Mutate function rounds values down, why?


I took database from this lesson and tried to perform some manipulations with it. Here is my code:

install.packages(c("dbplyr", "RSQLite"))
dir.create("data_raw", showWarnings = FALSE)
download.file(url = "https://ndownloader.figshare.com/files/2292171",
              destfile = "data_raw/portal_mammals.sqlite", mode = "wb")
library(dplyr)
library(dbplyr)
mammals <- DBI::dbConnect(RSQLite::SQLite(), "data_raw/portal_mammals.sqlite")
test <- tbl(mammals, "surveys")%>%
        select(record_id, month)%>%
        mutate(ratio=record_id/month)
test

I can`t understand why "ratio" variable is rounded down. Can someone explain this?


Solution

  • My guess would be that the columns you are taking the ratio of, record_id and month, are type integer. This means the answer is being returned in type integer, so it rounds down/discards the decimal places.

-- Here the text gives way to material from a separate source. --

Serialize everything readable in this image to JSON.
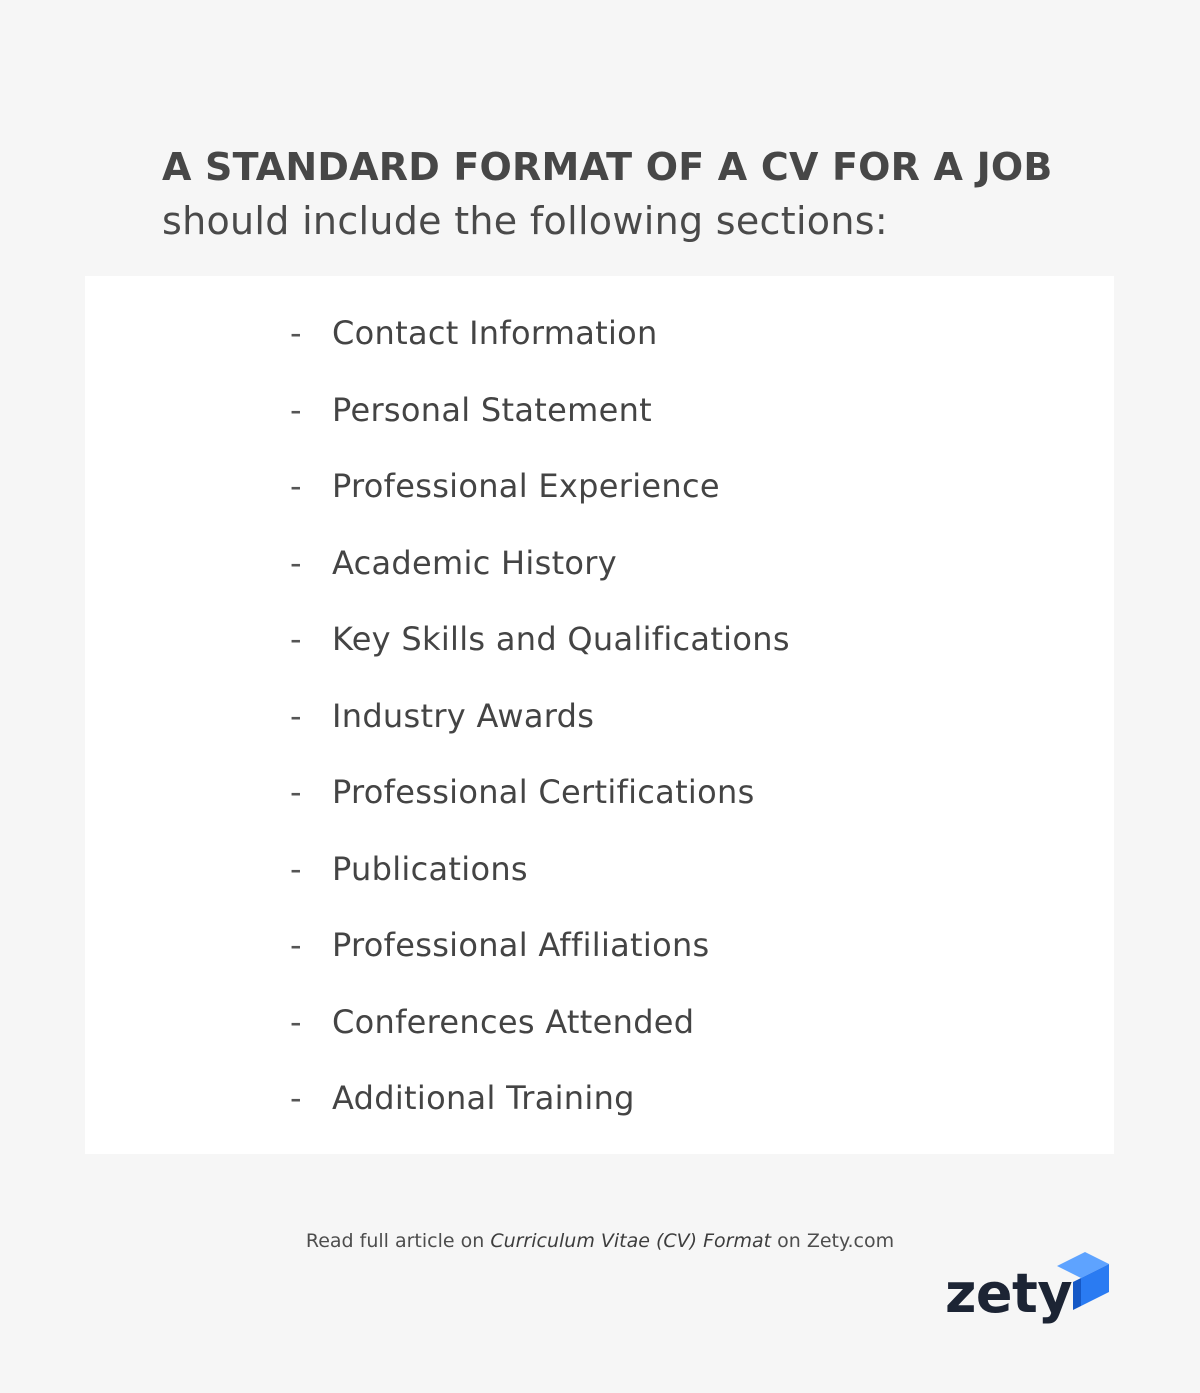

    No, this is not the default R behaviour. But it is the default database behaviour. Why does this matter? When using dbplyr, the calculations are not done in R but are translated from R to SQL and executed in the database.

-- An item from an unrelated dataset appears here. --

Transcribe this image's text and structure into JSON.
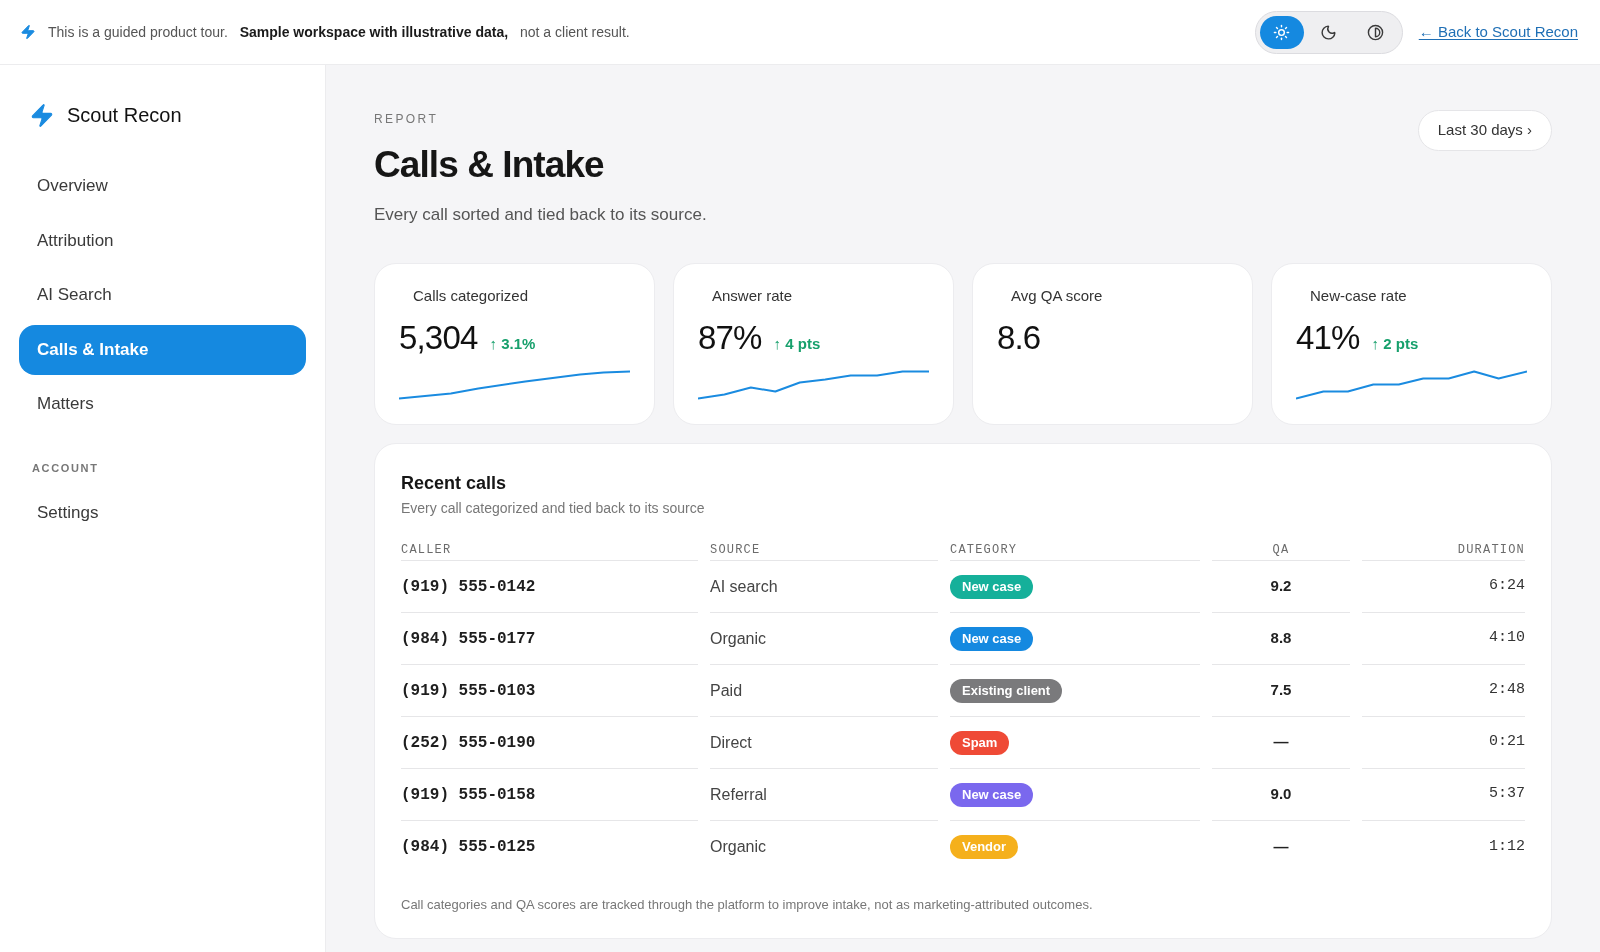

    The fix is straightforward: start the calculation with the decimal 1.0:

    test <- tbl(mammals, "surveys")%>%
            select(record_id, month)%>%
            mutate(ratio = 1.0 * record_id / month)
    

    This works because 1 and 1.0 are different to the database. 1 is a integer type and 1.0 is decimal type. Because the calculation of ratio now starts with a decimal it should now return a decimal.